La televisione qui non è soltanto il mezzo attraverso cui si diffonde la verità, ma è l’arma stessa della rivelazione. Emily Blunt lavora in tv, è il suo palcoscenico e la sua arma. Ma oggi, nel 2026, i complotti si svelano sui social, i leak si leggono su Telegram, i meme anticipano le notizie. L’idea di una rivelazione in diretta tv, con tanto di conduttore, suona come la trasposizione di un romanzo di Michael Crichton o di un film catastrofista anni ’90. È un’operazione nostalgia che non convince.
Poi ci sono le incongruenze narrative. Colin Firth interpreta il potente contractor governativo, un uomo disposto a tutto pur di nascondere la verità. Eppure, in due occasioni, si lascia sfuggire Josh O’Connor. La seconda volta, O’Connor si riporta addirittura via lo zaino pieno di schede di memoria rubate, mentre Firth guarda. Gli inseguimenti, poi, sono imbarazzanti: auto che sgasano, sparatorie che non c’entrano con la presunta serietà del tema, uno 007 dei poveri.
Ma, fortunatamente, la generazione dei “vecchi” registi non è tutta uguale. C’è chi arranca e chi, come Martin Scorsese, ha capito che la tecnologia non è un nemico, ma un nuovo pennello.
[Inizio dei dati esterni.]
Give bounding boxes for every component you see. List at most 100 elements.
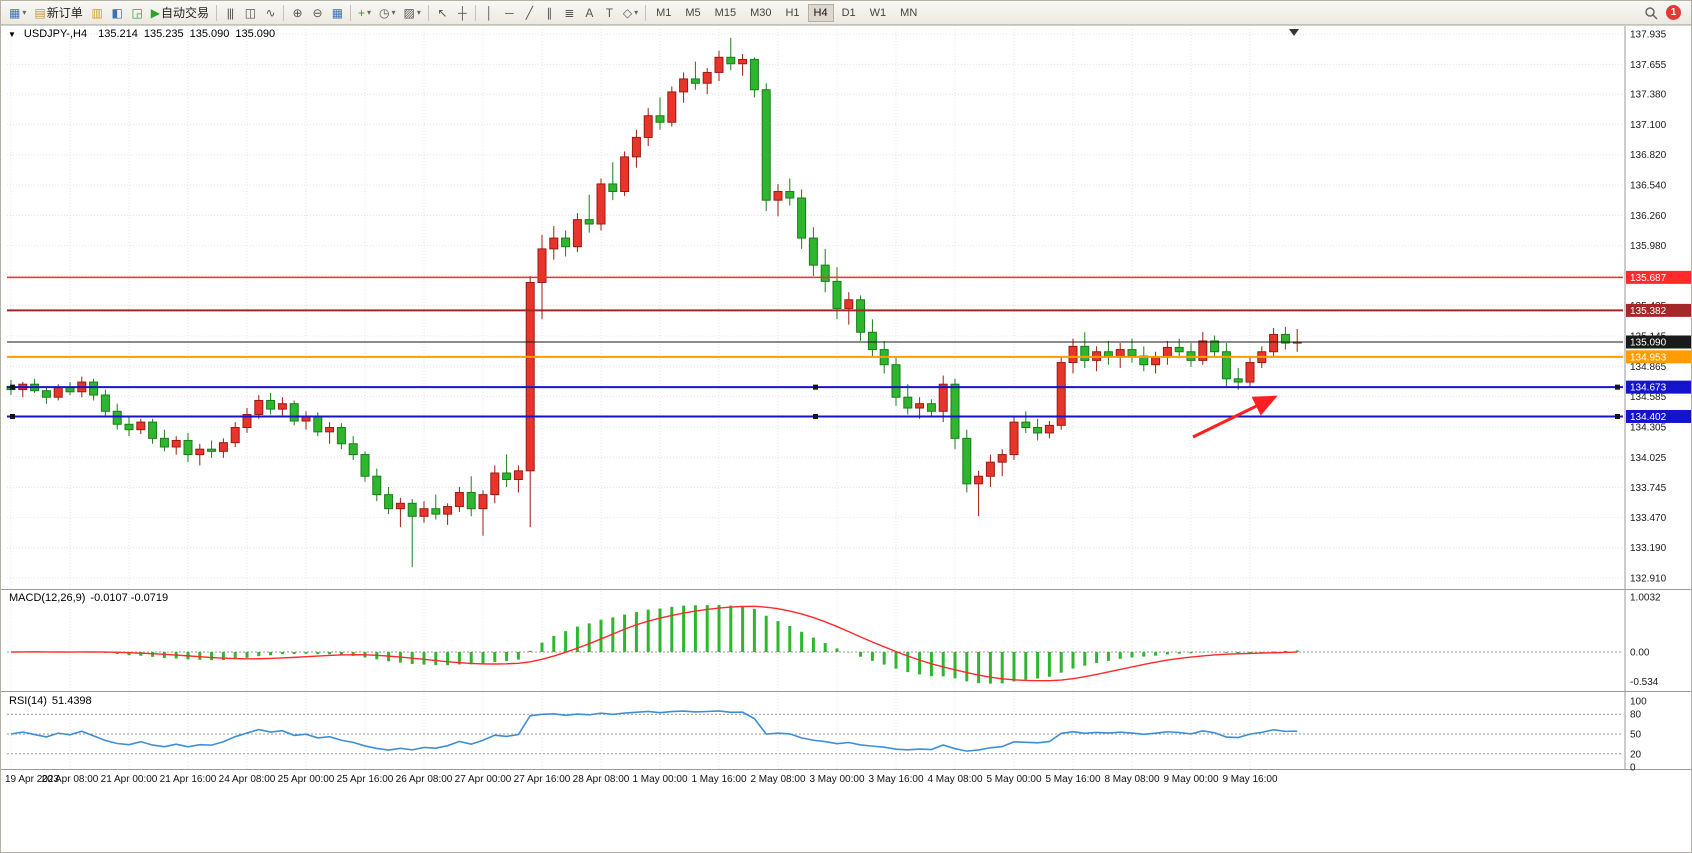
timeframe-w1-button[interactable]: W1 bbox=[869, 6, 887, 19]
market-watch-button[interactable]: ▥ bbox=[87, 3, 107, 23]
svg-text:132.910: 132.910 bbox=[1630, 574, 1667, 585]
bar-chart-icon: ||| bbox=[226, 5, 234, 20]
templates-icon: ▨ bbox=[403, 5, 415, 20]
macd-pane bbox=[7, 604, 1623, 684]
svg-text:9 May 16:00: 9 May 16:00 bbox=[1222, 774, 1277, 785]
chart-plot-area[interactable] bbox=[1, 25, 1692, 853]
svg-text:-0.534: -0.534 bbox=[1630, 677, 1659, 688]
chart-shift-marker[interactable] bbox=[1289, 29, 1299, 36]
price-tag-134.673 bbox=[1626, 380, 1691, 394]
candlestick-chart-button[interactable]: ◫ bbox=[240, 3, 260, 23]
svg-text:5 May 16:00: 5 May 16:00 bbox=[1045, 774, 1100, 785]
search-button[interactable] bbox=[1640, 3, 1662, 23]
channel-button[interactable]: ∥ bbox=[539, 3, 559, 23]
tile-windows-button[interactable]: ▦ bbox=[327, 3, 347, 23]
bar-chart-button[interactable]: ||| bbox=[220, 3, 240, 23]
hline-handle[interactable] bbox=[1615, 413, 1620, 419]
hline-handle[interactable] bbox=[1615, 384, 1620, 390]
svg-text:136.820: 136.820 bbox=[1630, 150, 1667, 161]
auto-trading-icon: ▶ bbox=[150, 5, 160, 20]
timeframe-m15-button[interactable]: M15 bbox=[714, 6, 737, 19]
svg-text:1 May 00:00: 1 May 00:00 bbox=[632, 774, 687, 785]
zoom-out-button[interactable]: ⊖ bbox=[307, 3, 327, 23]
price-scale[interactable] bbox=[1625, 25, 1692, 769]
periods-icon: ◷ bbox=[379, 5, 390, 20]
hline-handle[interactable] bbox=[813, 384, 818, 390]
svg-text:0: 0 bbox=[1630, 763, 1636, 774]
new-chart-button[interactable]: ▦ ▾ bbox=[5, 3, 30, 23]
toolbar-separator bbox=[645, 4, 647, 21]
svg-text:27 Apr 00:00: 27 Apr 00:00 bbox=[455, 774, 512, 785]
timeframe-m30-button[interactable]: M30 bbox=[750, 6, 772, 19]
svg-text:20: 20 bbox=[1630, 749, 1642, 760]
macd-axis-labels: 1.0032 0.00 -0.534 bbox=[1630, 592, 1661, 688]
annotation-arrow[interactable] bbox=[1192, 395, 1278, 439]
chevron-down-icon: ▾ bbox=[634, 8, 639, 17]
vertical-line-button[interactable]: │ bbox=[479, 3, 499, 23]
price-tag-135.382 bbox=[1626, 303, 1691, 317]
search-icon bbox=[1645, 6, 1658, 20]
new-order-button[interactable]: ▤ 新订单 bbox=[30, 3, 86, 23]
horizontal-line-button[interactable]: ─ bbox=[499, 3, 519, 23]
svg-text:50: 50 bbox=[1630, 730, 1642, 741]
price-tag-134.402 bbox=[1626, 409, 1691, 423]
chart-canvas[interactable]: 137.935 137.655 137.380 137.100 136.820 136.5… bbox=[1, 25, 1692, 853]
zoom-in-icon: ⊕ bbox=[292, 5, 302, 20]
text-button[interactable]: A bbox=[579, 3, 599, 23]
svg-text:80: 80 bbox=[1630, 710, 1642, 721]
hline-handle[interactable] bbox=[10, 413, 15, 419]
label-icon: T bbox=[605, 5, 613, 20]
navigator-button[interactable]: ◧ bbox=[107, 3, 127, 23]
timeframe-h1-button[interactable]: H1 bbox=[785, 6, 800, 19]
terminal-button[interactable]: ◲ bbox=[127, 3, 147, 23]
rsi-axis-labels: 100 80 50 20 0 bbox=[1630, 697, 1647, 774]
zoom-out-icon: ⊖ bbox=[312, 5, 322, 20]
timeframe-mn-button[interactable]: MN bbox=[900, 6, 918, 19]
cursor-icon: ↖ bbox=[437, 5, 447, 20]
text-icon: A bbox=[585, 5, 593, 20]
line-chart-button[interactable]: ∿ bbox=[260, 3, 280, 23]
svg-text:27 Apr 16:00: 27 Apr 16:00 bbox=[514, 774, 571, 785]
navigator-icon: ◧ bbox=[111, 5, 123, 20]
timeframe-d1-button[interactable]: D1 bbox=[841, 6, 856, 19]
time-axis[interactable] bbox=[1, 770, 1692, 792]
indicators-icon: + bbox=[357, 5, 365, 20]
svg-text:2 May 08:00: 2 May 08:00 bbox=[750, 774, 805, 785]
price-tag-text: 135.382 bbox=[1630, 306, 1667, 317]
notifications-badge[interactable]: 1 bbox=[1666, 5, 1681, 20]
cursor-button[interactable]: ↖ bbox=[432, 3, 452, 23]
svg-text:134.865: 134.865 bbox=[1630, 362, 1667, 373]
svg-text:4 May 08:00: 4 May 08:00 bbox=[927, 774, 982, 785]
indicators-button[interactable]: + ▾ bbox=[354, 3, 375, 23]
svg-text:137.100: 137.100 bbox=[1630, 120, 1667, 131]
price-tag-text: 134.402 bbox=[1630, 412, 1667, 423]
timeframe-m1-button[interactable]: M1 bbox=[656, 6, 672, 19]
toolbar-separator bbox=[349, 4, 351, 21]
hline-handle[interactable] bbox=[10, 384, 15, 390]
crosshair-button[interactable]: ┼ bbox=[452, 3, 472, 23]
timeframe-m5-button[interactable]: M5 bbox=[685, 6, 701, 19]
svg-text:137.655: 137.655 bbox=[1630, 60, 1667, 71]
fibonacci-button[interactable]: ≣ bbox=[559, 3, 579, 23]
auto-trading-button[interactable]: ▶ 自动交易 bbox=[147, 3, 213, 23]
trendline-icon: ╱ bbox=[525, 5, 533, 20]
chevron-down-icon: ▾ bbox=[391, 8, 396, 17]
shapes-icon: ◇ bbox=[622, 5, 632, 20]
trendline-button[interactable]: ╱ bbox=[519, 3, 539, 23]
chevron-down-icon: ▾ bbox=[366, 8, 371, 17]
label-button[interactable]: T bbox=[599, 3, 619, 23]
candlestick-chart-icon: ◫ bbox=[244, 5, 256, 20]
toolbar-separator bbox=[215, 4, 217, 21]
svg-text:134.585: 134.585 bbox=[1630, 392, 1667, 403]
svg-text:21 Apr 16:00: 21 Apr 16:00 bbox=[160, 774, 217, 785]
market-watch-icon: ▥ bbox=[91, 5, 103, 20]
svg-text:9 May 00:00: 9 May 00:00 bbox=[1163, 774, 1218, 785]
shapes-button[interactable]: ◇ ▾ bbox=[619, 3, 642, 23]
periods-button[interactable]: ◷ ▾ bbox=[375, 3, 400, 23]
svg-text:0.00: 0.00 bbox=[1630, 648, 1650, 659]
templates-button[interactable]: ▨ ▾ bbox=[400, 3, 425, 23]
hline-handle[interactable] bbox=[813, 413, 818, 419]
price-tag-text: 135.090 bbox=[1630, 337, 1667, 348]
timeframe-h4-button[interactable]: H4 bbox=[807, 3, 834, 22]
zoom-in-button[interactable]: ⊕ bbox=[287, 3, 307, 23]
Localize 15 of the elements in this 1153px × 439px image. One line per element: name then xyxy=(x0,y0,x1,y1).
Mentre Spielberg sembra fossilizzato sui suoi ricordi, Martin Scorsese, a 83 anni, ha capito che il cinema si è evoluto. Da poco è diventato advisor di Black Forest Labs, una startup di intelligenza artificiale. Ha usato il loro modello generativo FLUX per creare storyboard e visualizzare in anteprima le scene. Lui ha capito che l’AI non sostituisce l’arte ma la potenzia, la aiuta a risparmiare tempo e fatica, e a comunicare meglio la propria visione. Non a caso, ha paragonato l’uso dell’AI alla computer grafica di Hugo o al ringiovanimento digitale de The Irishman.
L’AI sta democratizzando la produzione, abbattendo i costi, permettendo a chiunque di visualizzare le proprie idee. Spielberg, con Disclosure Day, ha dimostrato di non aver capito, lui che pure aveva diretto film futuribili, come Minority Report e Ready Player One. È un peccato, perché il suo supermercato sarà pure ancora aperto, ancora rassicurante ma la merce in vendita è tristemente fuori moda.